REP.TCHEQUE / PETR CECH :
« On peut gagner l’Euro »
28 juin 2004 - Rédaction Football365
Vainqueur du Danemark dimanche soir avec la République tchéque, Petr Cech se confie à quelques jours de la demi-finale face à la Grèce. Pour le portier tchèque, ce match est certainement le plus difficile pour sa formation dont il croit fermement aux chances de victoire finale.
Petr Cech, quatre victoires en quatre matchs, voilà la République tchèque grande favorite du tournoi.
Pour l´instant, c´est un parcours parfait. On prend des risques. On n´attend pas de savoir si notre adversaire va marquer. Mettre la pression sur lui, c´est comme ça que vous vous créez des occasions.
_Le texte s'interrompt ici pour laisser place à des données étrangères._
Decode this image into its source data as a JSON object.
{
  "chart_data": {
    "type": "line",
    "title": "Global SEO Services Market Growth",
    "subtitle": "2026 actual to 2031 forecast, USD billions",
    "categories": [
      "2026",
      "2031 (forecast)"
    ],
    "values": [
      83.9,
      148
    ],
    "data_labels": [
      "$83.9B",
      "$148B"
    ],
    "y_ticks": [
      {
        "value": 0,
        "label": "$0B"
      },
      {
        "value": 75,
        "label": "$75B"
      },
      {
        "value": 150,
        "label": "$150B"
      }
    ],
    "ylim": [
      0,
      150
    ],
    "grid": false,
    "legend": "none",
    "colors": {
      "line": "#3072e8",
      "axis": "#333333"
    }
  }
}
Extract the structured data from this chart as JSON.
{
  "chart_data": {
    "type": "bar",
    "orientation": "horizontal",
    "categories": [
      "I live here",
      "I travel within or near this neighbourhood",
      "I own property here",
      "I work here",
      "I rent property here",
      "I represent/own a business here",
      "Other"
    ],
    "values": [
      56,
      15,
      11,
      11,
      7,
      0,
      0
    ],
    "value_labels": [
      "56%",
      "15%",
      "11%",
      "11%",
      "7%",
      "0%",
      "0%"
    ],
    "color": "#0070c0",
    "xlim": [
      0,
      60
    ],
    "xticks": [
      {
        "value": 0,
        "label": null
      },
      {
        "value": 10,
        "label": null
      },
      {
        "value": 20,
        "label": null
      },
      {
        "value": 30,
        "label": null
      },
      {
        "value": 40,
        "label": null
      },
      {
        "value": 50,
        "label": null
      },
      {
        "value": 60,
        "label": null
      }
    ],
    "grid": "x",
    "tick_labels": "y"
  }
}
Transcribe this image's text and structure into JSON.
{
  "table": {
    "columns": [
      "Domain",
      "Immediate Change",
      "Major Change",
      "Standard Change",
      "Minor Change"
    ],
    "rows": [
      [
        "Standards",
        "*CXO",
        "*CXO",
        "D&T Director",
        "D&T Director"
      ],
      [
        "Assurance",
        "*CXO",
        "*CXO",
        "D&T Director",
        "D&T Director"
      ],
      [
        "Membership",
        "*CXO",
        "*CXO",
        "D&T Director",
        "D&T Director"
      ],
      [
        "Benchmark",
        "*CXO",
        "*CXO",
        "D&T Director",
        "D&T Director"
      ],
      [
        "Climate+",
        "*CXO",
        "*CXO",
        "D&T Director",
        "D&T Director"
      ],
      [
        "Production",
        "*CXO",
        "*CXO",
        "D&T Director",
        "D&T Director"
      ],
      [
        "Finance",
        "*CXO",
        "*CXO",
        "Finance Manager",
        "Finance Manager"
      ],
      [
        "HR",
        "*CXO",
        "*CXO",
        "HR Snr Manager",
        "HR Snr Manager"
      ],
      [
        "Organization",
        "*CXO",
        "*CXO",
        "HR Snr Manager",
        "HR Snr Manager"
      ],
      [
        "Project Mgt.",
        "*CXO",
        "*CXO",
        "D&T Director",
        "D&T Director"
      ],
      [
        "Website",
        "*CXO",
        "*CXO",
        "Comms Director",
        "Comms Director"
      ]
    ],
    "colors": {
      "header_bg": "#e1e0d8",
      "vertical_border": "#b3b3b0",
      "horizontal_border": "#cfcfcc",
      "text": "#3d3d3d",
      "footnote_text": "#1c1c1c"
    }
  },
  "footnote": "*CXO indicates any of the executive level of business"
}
On a les joueurs pour, comme Nedved, Poborsky, Rosicky. Et on a Koller et Baros devant. On a confirmé qu´on pouvait jouer des matches extraordinaires, même si on a aussi un peu de chance. Au pays, des écrans géants ont été installés à Prague et dans les grandes villes. On m´a dit qu´il y avait 30 000 personnes à Prague, c´est extraordinaire. Mais on ne se prend pas pour les favoris, pas encore. On ne va pas le faire, même contre la Grèce.
Comment jugez-vous cette équipe de Grèce que vous rencontrerez jeudi en demi-finale ?
Pour la première fois on sera sans doute favoris sur ce match. Mais la Grèce, c´est un match peut-être plus difficile encore qui nous attend. C´est un adversaire qui joue très bien défensivement, qui est solide, bien organisé surtout. Contre la France, la Grèce a confirmé le bien qu´on pensait d´elle. On a vu le match à la télé. C´était un match vraiment bizarre. Pour moi, cela ressemblait plus à match amical. La France aurait vraiment dû marquer. Mais c´est le foot, une fois ça va, une fois non.
Malgré votre jeune âge, vous ne semblez pas impressionné. Votre expérience de l´Euro 2002 Espoirs, où vous aviez gagné avec Milan Baros, vous sert-elle ?
Cela m´aide beaucoup, bien sûr, parce que j´ai déjà vécu une telle expérience. Même si ce n´était pas la même dimension, cela m´aide à gérer la pression. Parce que, même si ce n´était que les Espoirs, c´était à ce moment-là le plus grand événement de ma carrière. C´était difficile, j´avais beaucoup de pression. Cela se répète aujourd´hui mais comme je l´ai déjà vécu, je me sens mieux. Je pense que, comme en Espoirs, on peut gagner l´Euro cette année. En finale? Je pense qu´on va retrouver les Pays-Bas.